Pichardo e Évora: dois portugueses por direito

Pichardo e Évora: dois portugueses por direito

OPINIÃO10.04.202306:30

É a lei, e cabe ao Governo português a defesa dos interesses nacionais

OS dois melhores atletas portugueses de sempre do triplo salto estão de costas voltadas. Tudo porque Nélson Évora disse algo que Pedro Pablo Pichardo não gostou. Vejamos: «Quem é que lucrou com isso? Foi Portugal? Claro. O investimento foi feito a curto prazo. Foi comprado um atleta para poder ter resultados a curto prazo.» Afirmou Nelson Évora, ex-atleta do Sporting, a propósito do rapidíssimo processo de atribuição de nacionalidade do atleta do Benfica - apenas três meses.
 
Tem Nelson Évora razão neste reparo? Tem, mas todos os países o fazem, não há qualquer problema nisso. Até porque, e mais importante, a lei portuguesa o permite e, de certa forma, até o encoraja. A questão é que esta matéria gera sempre polémica - aqui como em tantos outros países - porque os Governos decidem de forma a defender os seus interesses legítimos. 

Repare, caro leitor, não se trata de ser justo ou respeitar o princípio da igualdade. Aqui, o Governo é livre para escolher e pode decidir que Portugal tem um interesse legítimo em ter grandes atletas que elevam o nome do nosso país, prestigiando-nos a todos. E não precisa ser só Cristiano Ronaldo e Bernardo Silva, ou no passado Luís Figo ou Eusébio, podem ser também Pichardo e Évora.

Da mesma forma que o atleta nascido em Cuba foi português rapidamente, noutros tempos, foram-no Pepe, Deco e Liedson. A Lei 37/81, alterada em 2020, diz: (art. 6 - 1) O Governo concede a nacionalidade portuguesa, por naturalização aos estrangeiros que satisfaçam cumulativamente os seguintes requisitos (a) serem maiores (…); (b) residirem no território português há pelo menos cinco anos; (c) conhecerem suficientemente a língua portuguesa. E foi por este caminho que Nélson Évora se tornou português. Residiu cá desde os seis anos, mas só aos 18 teve nacionalidade portuguesa. 

Pablo Pichardo foi por uma exceção: o n.º 6 do mesmo artigo 6 permite ao Governo conceder a nacionalidade dispensando a residência em Portugal há pelo menos cinco anos e o falarem português, «aos estrangeiros que prestem ou venham a prestar serviços relevantes ao Estado Português». E veio a prestar porque o saltador, já português, ganhou muitas medalhas de ouro. 
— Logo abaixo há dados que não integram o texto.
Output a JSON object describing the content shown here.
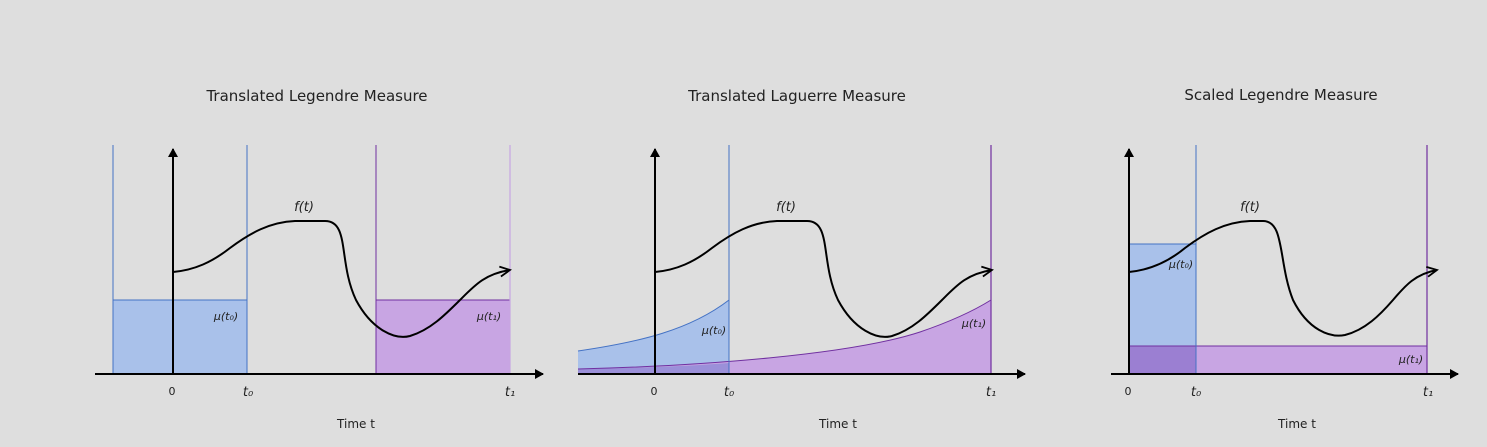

Em suma, o processo foi conduzido no respeito da lei, tendo mesmo o parecer favorável da Federação Portuguesa de Atletismo e do Comité Olímpico de Portugal. É injusto para alguns? Talvez, mas é a lei, e cabe ao Governo português a defesa dos interesses nacionais. Aliás, o princípio da Igualdade (art. 13.º da Constituição) aplica-se aos «cidadãos» e não aos estrangeiros. 

Pablo Pichardo e Nélson Évora são tão portugueses como todos nós, com uma diferença: ambos são atletas extraordinários que ganharam medalhas de ouro nos Jogos Olímpicos e foram campeões da Europa e do Mundo do triplo salto. Hoje, direito ao golo vai, obviamente, para ambos, porque elevaram bem alto o nome de Portugal. Há saltos que são inesquecíveis!